Financial supporters of environmental research, including government agencies, should enable and incentivize the knowledge commons. Minimally, this support would involve large initial investments to permit collaboration at scale and subsequently structuring grants to enable a portion of the funding and staff time to be devoted to the work of the knowledge commons. But we urge foundations to go further. Using both their financial resources and their convening power, major funders could help contributors to the commons surface shared goals and values, develop governance agreements, and set up administrative structures that permit the commons to remain decentralized. As collaborators in the knowledge commons, well-established foundations could also help ensure the long-term viability of shared resources by prompting periodic stock-taking and supporting updates, revitalization, and course corrections.

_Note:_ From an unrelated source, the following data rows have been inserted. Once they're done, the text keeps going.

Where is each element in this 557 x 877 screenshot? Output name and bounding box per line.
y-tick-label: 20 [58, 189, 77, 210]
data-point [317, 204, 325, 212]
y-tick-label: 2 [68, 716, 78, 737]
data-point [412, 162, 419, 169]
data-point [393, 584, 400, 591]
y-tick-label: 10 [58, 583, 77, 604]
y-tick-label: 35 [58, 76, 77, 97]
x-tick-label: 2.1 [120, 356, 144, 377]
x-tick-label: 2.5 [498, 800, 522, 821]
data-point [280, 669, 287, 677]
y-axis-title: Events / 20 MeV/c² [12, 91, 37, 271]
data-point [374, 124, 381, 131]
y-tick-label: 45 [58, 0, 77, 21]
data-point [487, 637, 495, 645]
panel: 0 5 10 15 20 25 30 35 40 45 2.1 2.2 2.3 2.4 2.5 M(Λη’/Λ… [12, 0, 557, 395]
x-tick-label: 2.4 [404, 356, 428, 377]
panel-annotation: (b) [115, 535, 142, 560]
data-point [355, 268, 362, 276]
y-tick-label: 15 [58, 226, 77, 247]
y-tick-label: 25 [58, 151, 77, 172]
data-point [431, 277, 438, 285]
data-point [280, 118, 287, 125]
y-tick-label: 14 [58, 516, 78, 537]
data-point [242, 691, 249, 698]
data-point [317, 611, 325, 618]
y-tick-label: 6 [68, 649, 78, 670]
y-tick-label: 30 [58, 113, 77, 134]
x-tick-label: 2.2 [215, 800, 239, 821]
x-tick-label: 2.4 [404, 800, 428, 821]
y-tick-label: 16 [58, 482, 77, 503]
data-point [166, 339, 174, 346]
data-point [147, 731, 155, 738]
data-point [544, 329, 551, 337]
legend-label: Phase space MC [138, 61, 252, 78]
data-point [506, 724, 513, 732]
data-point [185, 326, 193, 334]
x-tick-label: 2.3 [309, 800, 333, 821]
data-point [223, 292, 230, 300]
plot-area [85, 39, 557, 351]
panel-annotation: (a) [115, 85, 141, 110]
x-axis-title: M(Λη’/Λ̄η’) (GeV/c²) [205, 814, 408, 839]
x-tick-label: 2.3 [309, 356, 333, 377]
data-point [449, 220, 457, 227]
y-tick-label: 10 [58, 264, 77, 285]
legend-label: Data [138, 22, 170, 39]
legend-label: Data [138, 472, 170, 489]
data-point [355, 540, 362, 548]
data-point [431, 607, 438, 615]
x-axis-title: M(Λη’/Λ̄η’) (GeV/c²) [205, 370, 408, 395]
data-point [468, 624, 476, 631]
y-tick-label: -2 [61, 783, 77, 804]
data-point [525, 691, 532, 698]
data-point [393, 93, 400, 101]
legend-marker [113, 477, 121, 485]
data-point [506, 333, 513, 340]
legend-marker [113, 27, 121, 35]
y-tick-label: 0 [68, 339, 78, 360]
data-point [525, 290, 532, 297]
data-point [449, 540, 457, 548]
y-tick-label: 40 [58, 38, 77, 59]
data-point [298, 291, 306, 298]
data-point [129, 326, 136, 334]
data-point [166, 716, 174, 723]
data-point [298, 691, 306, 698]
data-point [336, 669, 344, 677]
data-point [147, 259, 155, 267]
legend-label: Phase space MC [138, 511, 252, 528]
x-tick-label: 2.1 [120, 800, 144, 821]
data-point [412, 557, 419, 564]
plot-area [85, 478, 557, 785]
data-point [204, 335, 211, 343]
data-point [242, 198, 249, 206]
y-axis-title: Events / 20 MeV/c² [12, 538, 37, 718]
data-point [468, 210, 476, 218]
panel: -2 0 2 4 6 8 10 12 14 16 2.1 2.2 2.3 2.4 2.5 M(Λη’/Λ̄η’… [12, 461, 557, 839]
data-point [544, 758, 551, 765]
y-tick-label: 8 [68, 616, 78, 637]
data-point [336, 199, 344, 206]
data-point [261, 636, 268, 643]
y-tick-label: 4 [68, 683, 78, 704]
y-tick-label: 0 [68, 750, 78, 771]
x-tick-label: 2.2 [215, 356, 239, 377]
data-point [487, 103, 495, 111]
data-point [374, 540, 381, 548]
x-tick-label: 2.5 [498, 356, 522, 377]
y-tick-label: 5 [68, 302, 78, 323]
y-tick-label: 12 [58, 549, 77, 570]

Finally, we call on everyone interested in producing environmental knowledge to ensure community health to stop reacting to ever-shifting political winds. Instead, all parties should use the project of the knowledge commons to reconstruct their capacity to act collectively without shutting down local creativity, to work toward common purposes while respecting individual agency. All should, in other words, engage earnestly in the hard work of governance, paired with sustainable stewardship, to enable the flourishing of knowledge. Creating effective governance structures is undoubtedly the aspect of the knowledge commons that will require the most care, experimentation, patience, and goodwill. Yet the underlying challenge is not unique to environmental research. Across domains, from public health to agriculture to physics, the long-term stewardship of shared research infrastructure is increasingly precarious. Learning to build and sustain a knowledge commons here may help establish a durable model to sustain collective capacity wherever science depends on shared data, tools, and governance.